LES HOMMES,  L’HISTOIRE, LA PUISSANCE, LA REVOLUTION ET LE DEVENIR…

La Nature est en fait le Fils du Divin, non en tant que Fils, mais en tant qu’acte de persévérer dans l’altérité – l’Idée divine maintenue pour un temps hors de l’amour. La nature est l’esprit aliéné, hors de lui-même; l’esprit est délaissé en elle, il est un Divin bacchique sans frein et sans souci de lui-même; dans la nature se dissimule l’unité du concept … Aliénée, hors de l’idée, la nature est seulement le cadavre de l’entendement. Mais la nature est l’idée seulement en soi, si bien que Schelling l’appellait une intelligence pétrifiée, d’autres même l’intelligence gelée. Mais le Divin ne reste pas pétrifié et mort : les pierres crient et s’élèvent jusqu’à l’esprit…

Hegel, Encyclopédie des sciences philosophiques

L’universel est un moment de l’idée productive, un moment de la vérité tendant de tous ses efforts vers elle-même. Les hommes historiques, sont les hommes historico-mondiaux, ce sont ceux dont les fins abritent un tel universel…

De tels hommes, en poursuivant leurs fins, n’ont pas une conscience de l’idée en général; au contraire, ils sont des hommes politiques, à l’esprit pratique. Mais ils sont dans le même temps des hommes qui pensent et qui discernent ce qui est nécessairement nécessaire, en temps voulu… Les hommes historico-mondiaux, les héros d’une époque, doivent donc être reconnus comme ceux qui sont doués de clairvoyance; leurs actions, leurs discours, constituent le meilleur de leur époque…

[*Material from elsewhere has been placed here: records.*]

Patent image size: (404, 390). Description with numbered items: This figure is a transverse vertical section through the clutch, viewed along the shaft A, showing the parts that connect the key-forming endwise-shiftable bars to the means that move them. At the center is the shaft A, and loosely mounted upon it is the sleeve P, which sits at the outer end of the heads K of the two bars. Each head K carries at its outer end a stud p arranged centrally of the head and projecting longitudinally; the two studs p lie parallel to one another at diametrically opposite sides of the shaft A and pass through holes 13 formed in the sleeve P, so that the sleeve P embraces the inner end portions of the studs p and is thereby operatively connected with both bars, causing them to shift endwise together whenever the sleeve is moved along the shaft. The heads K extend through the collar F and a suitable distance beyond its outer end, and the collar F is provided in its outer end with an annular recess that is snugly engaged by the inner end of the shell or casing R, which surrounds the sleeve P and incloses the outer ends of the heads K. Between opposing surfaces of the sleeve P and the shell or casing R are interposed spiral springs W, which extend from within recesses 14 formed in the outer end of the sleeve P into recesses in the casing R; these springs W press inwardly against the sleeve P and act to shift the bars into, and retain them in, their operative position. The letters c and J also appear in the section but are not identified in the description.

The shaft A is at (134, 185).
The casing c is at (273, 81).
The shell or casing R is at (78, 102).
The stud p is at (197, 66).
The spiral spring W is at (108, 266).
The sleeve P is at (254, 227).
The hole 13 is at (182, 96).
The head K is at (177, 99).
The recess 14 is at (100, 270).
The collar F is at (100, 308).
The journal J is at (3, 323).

L’esprit en marche est l’âme intérieure qui traverse tous les hommes, mais une intériorité inconsciente, que les hommes de puissance amènent pour eux à la conscience. C’est pourquoi ces entraîneurs d’âmes sont suivis par les autres hommes, qui sentent la force irrésistible de leur propre esprit intérieur venir à leur rencontre…

Tout ce qui se passe au ciel et sur terre – se passe dans l’éternité –, la vie du Divin et tous les événements temporels, tout tend seulement à faire que l’esprit se connaisse, se rende objectif à lui-même, se trouve, devienne pour lui-même, fusionne avec lui-même. L’esprit est dédoublement et aliénation, mais … c’est simplement pour pouvoir ad-venir à lui-même…

Ce n’est que dans la pensée que toute étrangèreté devient transparente, a disparu; car l’esprit s’est ici affranchi, d’une manière absolue

Ainsi l’esprit s’oppose en lui-même à lui-même : … il a pour tâche de se surmonter lui-même, comme le véritable obstacle hostile à soi-même; le développement, qui dans la nature est une calme émergence, est dans l’esprit un combat d’une dureté infinie contre soi-même. La volonté de l’esprit est ainsi d’atteindre son propre concept; mais il se le dissimule, et il est fier et empli de jouissance dans cette aliénation de soi-même…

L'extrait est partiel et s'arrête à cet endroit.